Hardware Specifications
| Parameter | Specification |
|---|---|
| GPU Architecture | AMD Polaris 10 (Ellesmere) — 14nm FinFET |
| PCI Device ID | 0x67DF (Ellesmere XT) |
| Compute Units | 36 CUs — 2304 Stream Processors |
| Base Clock | 1120 MHz |
| Boost Clock | 1266 MHz |
| Memory (8GB) | 8 GB GDDR5, 256-bit, 224 GB/s |
| Memory (4GB) | 4 GB GDDR5, 256-bit, 224 GB/s |
| TDP | 150W (reference) |
| Power Connectors | 1× 6-pin (reference) — AIB variants often 8-pin |
| Flash Tool | ATIFlash / VBFlash |
| BIOS Editor | Polaris BIOS Editor |
The Launch Power Controversy
AMD's reference RX 480 design drew current through the PCIe x16 motherboard slot connector at levels that exceeded the PCIe specification limit of 75W per slot. Measurements taken at launch showed slot current draw reaching 83W under sustained GPU load — the 6-pin power connector specification of 75W plus slot spec of 75W should have covered 150W total, but the distribution was skewed toward the slot connector.
AMD issued a driver update (16.7.1) that redistributed current draw from the slot connector to the 6-pin connector, keeping slot draw within specification.
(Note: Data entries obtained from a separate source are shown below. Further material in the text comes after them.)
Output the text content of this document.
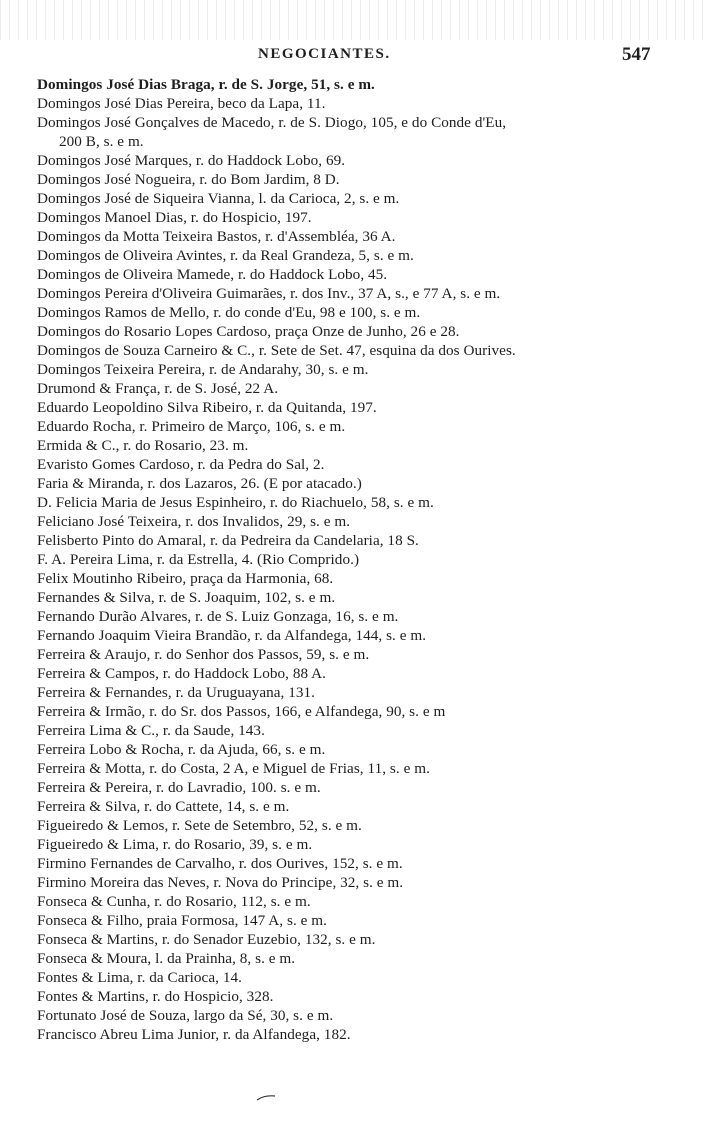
NEGOCIANTES.	547
Domingos José Dias Braga, r. de S. Jorge, 51, s. e m.
Domingos José Dias Pereira, beco da Lapa, 11.
Domingos José Gonçalves de Macedo, r. de S. Diogo, 105, e do Conde d'Eu,
200 B, s. e m.
Domingos José Marques, r. do Haddock Lobo, 69.
Domingos José Nogueira, r. do Bom Jardim, 8 D.
Domingos José de Siqueira Vianna, l. da Carioca, 2, s. e m.
Domingos Manoel Dias, r. do Hospicio, 197.
Domingos da Motta Teixeira Bastos, r. d'Assembléa, 36 A.
Domingos de Oliveira Avintes, r. da Real Grandeza, 5, s. e m.
Domingos de Oliveira Mamede, r. do Haddock Lobo, 45.
Domingos Pereira d'Oliveira Guimarães, r. dos Inv., 37 A, s., e 77 A, s. e m.
Domingos Ramos de Mello, r. do conde d'Eu, 98 e 100, s. e m.
Domingos do Rosario Lopes Cardoso, praça Onze de Junho, 26 e 28.
Domingos de Souza Carneiro & C., r. Sete de Set. 47, esquina da dos Ourives.
Domingos Teixeira Pereira, r. de Andarahy, 30, s. e m.
Drumond & França, r. de S. José, 22 A.
Eduardo Leopoldino Silva Ribeiro, r. da Quitanda, 197.
Eduardo Rocha, r. Primeiro de Março, 106, s. e m.
Ermida & C., r. do Rosario, 23. m.
Evaristo Gomes Cardoso, r. da Pedra do Sal, 2.
Faria & Miranda, r. dos Lazaros, 26. (E por atacado.)
D. Felicia Maria de Jesus Espinheiro, r. do Riachuelo, 58, s. e m.
Feliciano José Teixeira, r. dos Invalidos, 29, s. e m.
Felisberto Pinto do Amaral, r. da Pedreira da Candelaria, 18 S.
F. A. Pereira Lima, r. da Estrella, 4. (Rio Comprido.)
Felix Moutinho Ribeiro, praça da Harmonia, 68.
Fernandes & Silva, r. de S. Joaquim, 102, s. e m.
Fernando Durão Alvares, r. de S. Luiz Gonzaga, 16, s. e m.
Fernando Joaquim Vieira Brandão, r. da Alfandega, 144, s. e m.
Ferreira & Araujo, r. do Senhor dos Passos, 59, s. e m.
Ferreira & Campos, r. do Haddock Lobo, 88 A.
Ferreira & Fernandes, r. da Uruguayana, 131.
Ferreira & Irmão, r. do Sr. dos Passos, 166, e Alfandega, 90, s. e m
Ferreira Lima & C., r. da Saude, 143.
Ferreira Lobo & Rocha, r. da Ajuda, 66, s. e m.
Ferreira & Motta, r. do Costa, 2 A, e Miguel de Frias, 11, s. e m.
Ferreira & Pereira, r. do Lavradio, 100. s. e m.
Ferreira & Silva, r. do Cattete, 14, s. e m.
Figueiredo & Lemos, r. Sete de Setembro, 52, s. e m.
Figueiredo & Lima, r. do Rosario, 39, s. e m.
Firmino Fernandes de Carvalho, r. dos Ourives, 152, s. e m.
Firmino Moreira das Neves, r. Nova do Principe, 32, s. e m.
Fonseca & Cunha, r. do Rosario, 112, s. e m.
Fonseca & Filho, praia Formosa, 147 A, s. e m.
Fonseca & Martins, r. do Senador Euzebio, 132, s. e m.
Fonseca & Moura, l. da Prainha, 8, s. e m.
Fontes & Lima, r. da Carioca, 14.
Fontes & Martins, r. do Hospicio, 328.
Fortunato José de Souza, largo da Sé, 30, s. e m.
Francisco Abreu Lima Junior, r. da Alfandega, 182.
This resolved the immediate board damage concern but did not change the underlying hardware design. Custom AIB designs from Sapphire, XFX, MSI, and Asus addressed the issue at the PCB level with 8-pin connectors and more robust VRM implementations.
BIOS Modification Landscape
The RX 480's BIOS structure exposed by Polaris BIOS Editor became the template for all subsequent Polaris modding. The memory timing strap table structure — the key discovery made by the community — showed that the BIOS contained independent timing parameter sets for each memory frequency tier. Copying the timing parameters from a higher-frequency tier into the operational frequency slot produced measurable bandwidth improvements at stable operating conditions.
The RX 480 8GB's 256-bit bus with standard GDDR5 timing made it an accessible target for community documentation. Unlike Fiji (HBM1 on Fury X) or Vega (HBM2), GDDR5 timing relationships are well-understood from years of system memory overclocking research, which accelerated community tool development.
Cross-Flash to RX 580
The RX 480 and RX 580 share the same Ellesmere silicon. AMD's 14nm+ process refinement (Polaris 20 vs Polaris 10) primarily increased clock ceiling rather than changing die topology. This physical identity made cross-flash from RX 480 to RX 580 BIOS feasible — provided the target BIOS SubVendor ID matches the card's AIB partner, and the board's VRM can sustain RX 580 TDP levels. Reference-design RX 480 cards with 6-pin connectors are not good cross-flash candidates for this reason.